The white list can be expanded in a similar fashion to the ignore list. To do so, set the FT_INDEX_FILTER_ATTACHMENT_TYPES notes.ini by listing file type extensions with a wildcard character (*), separated by commas, using no space characters.
Additionally, FT_INDEX_FILTER_ATTACHMENT_TYPES_MAX_MB is a companion setting that enforces an upper limit on the size of files included in the white list. It accepts an integer value representing mebibytes (MiB).
Overriding the white list
Set FT_USE_MY_ATTACHMENT_WHITE_LIST=1 along with FT_INDEX_FILTER_ATTACHMENT_TYPES to exclusively use a custom list of files to be indexed.
Extending the white list for a particular database
Whichever white list is in effect on the system can be additionally extended for a specific database via the setting FT_INDEX_FILTER_ATTACHMENT_TYPES_<database replica id>. The white list in effect can either be the default, or extended or replaced via FT_INDEX_FILTER_ATTACHMENT_TYPES,
Also, any attachment file types appearing in this list can be size-capped by specifying the setting FT_INDEX_FILTER_ATTACHMENT_TYPES_MAX_MB_<database replica id> if so desired.

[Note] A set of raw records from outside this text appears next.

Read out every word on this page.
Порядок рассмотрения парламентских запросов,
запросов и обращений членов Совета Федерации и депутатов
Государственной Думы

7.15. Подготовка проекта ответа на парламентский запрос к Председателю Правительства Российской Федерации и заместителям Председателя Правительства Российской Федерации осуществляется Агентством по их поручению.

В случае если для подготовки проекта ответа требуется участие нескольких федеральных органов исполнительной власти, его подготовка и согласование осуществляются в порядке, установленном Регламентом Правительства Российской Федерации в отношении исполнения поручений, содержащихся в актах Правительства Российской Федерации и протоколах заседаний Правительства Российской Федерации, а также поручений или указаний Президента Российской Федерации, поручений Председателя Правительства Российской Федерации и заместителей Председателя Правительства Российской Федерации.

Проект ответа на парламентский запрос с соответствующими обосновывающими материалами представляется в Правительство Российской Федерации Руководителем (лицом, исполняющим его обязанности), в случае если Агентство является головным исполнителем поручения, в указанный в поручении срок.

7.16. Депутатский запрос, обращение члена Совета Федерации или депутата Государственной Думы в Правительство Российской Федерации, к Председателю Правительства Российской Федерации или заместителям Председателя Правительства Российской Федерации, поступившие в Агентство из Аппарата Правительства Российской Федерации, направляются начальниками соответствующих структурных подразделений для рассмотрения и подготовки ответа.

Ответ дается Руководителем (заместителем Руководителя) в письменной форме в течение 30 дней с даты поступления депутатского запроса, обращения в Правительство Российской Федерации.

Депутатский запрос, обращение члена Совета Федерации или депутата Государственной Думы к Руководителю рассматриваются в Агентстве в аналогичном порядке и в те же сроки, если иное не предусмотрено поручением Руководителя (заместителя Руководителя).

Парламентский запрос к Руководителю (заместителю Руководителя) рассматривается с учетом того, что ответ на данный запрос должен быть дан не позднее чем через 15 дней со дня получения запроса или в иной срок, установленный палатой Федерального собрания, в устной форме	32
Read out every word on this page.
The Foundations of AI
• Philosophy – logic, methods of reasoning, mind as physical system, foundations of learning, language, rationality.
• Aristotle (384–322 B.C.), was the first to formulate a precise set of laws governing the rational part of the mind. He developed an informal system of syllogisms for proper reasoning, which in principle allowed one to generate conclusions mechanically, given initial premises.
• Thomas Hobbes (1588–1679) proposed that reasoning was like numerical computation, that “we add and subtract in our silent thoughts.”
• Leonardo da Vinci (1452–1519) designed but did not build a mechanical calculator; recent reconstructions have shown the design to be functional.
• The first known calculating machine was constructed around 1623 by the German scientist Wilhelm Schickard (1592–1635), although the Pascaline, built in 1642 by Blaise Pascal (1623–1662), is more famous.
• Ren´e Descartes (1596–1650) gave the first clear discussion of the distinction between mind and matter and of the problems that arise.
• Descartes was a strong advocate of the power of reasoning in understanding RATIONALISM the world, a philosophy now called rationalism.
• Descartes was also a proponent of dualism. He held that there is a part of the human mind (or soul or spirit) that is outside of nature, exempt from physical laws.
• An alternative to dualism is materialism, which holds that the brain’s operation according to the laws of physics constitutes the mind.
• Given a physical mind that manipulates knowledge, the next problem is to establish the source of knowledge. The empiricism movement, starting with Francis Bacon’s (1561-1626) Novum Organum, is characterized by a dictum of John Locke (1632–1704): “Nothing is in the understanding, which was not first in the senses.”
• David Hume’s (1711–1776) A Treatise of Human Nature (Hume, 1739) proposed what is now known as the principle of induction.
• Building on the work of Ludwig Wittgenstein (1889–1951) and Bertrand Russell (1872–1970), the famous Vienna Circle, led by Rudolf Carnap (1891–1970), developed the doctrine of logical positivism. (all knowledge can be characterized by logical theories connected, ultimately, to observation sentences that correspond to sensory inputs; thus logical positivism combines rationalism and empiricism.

Controlling text retrieval
Once the full-text subsystem has determined that an attachment will be indexed, the next decision is how to extract text from that file attachment. Two methods exist: an intelligent parser (Tika) and ASCII text-stripping.
By default, files are sent to the intelligent parser unless the file extensions are explicitly listed in the ASCII text-stripping list. While the intelligent parser typically returns more relevant text tokens to the indexer, it is slower than raw ASCII text-stripping. Text-stripping, however, can result in many more superfluous tokens – such as text formatting elements and the like – to be returned to the indexer, which may decrease search accuracy.
The following are the ASCII text-stripping default list of file extensions:
*.ans,*.ascii,*.log,*.out,*.sms,*.text,*.txt,*.uni,*.utxt
Extending the ASCII text-stripping listSimilar to the ignore list and white list, the text-stripping list can be extended by adding entries via FT_INDEX_BRUTE_FORCE_ATTACHMENT_TYPES notes.ini. Again, list file type extensions with a wildcard character (*), separated by commas, using no space characters.
Overriding the ASCII text-stripping
Stating in Domino 14, you can set FT_USE_MY_ATTACHMENT_BRUTE_LIST=1 along with FT_INDEX_BRUTE_FORCE_ATTACHMENT_TYPES to exclusively use a custom list of files to be text-stripped.
Disabling the ASCII text-stripping
Set FT_DISABLE_BRUTE_FORCE=1 to prevent sending attachments through ASCII text-stripping.
Disabling attachment file name indexing
By default, both the intelligent parser and the ASCII text-stripper record the name of the file from which text is retrieved. If you prefer that users not search for attachment file names, then use the DISABLE_ATTACHMENT_SEARCH_BY_FILENAMES=1 setting.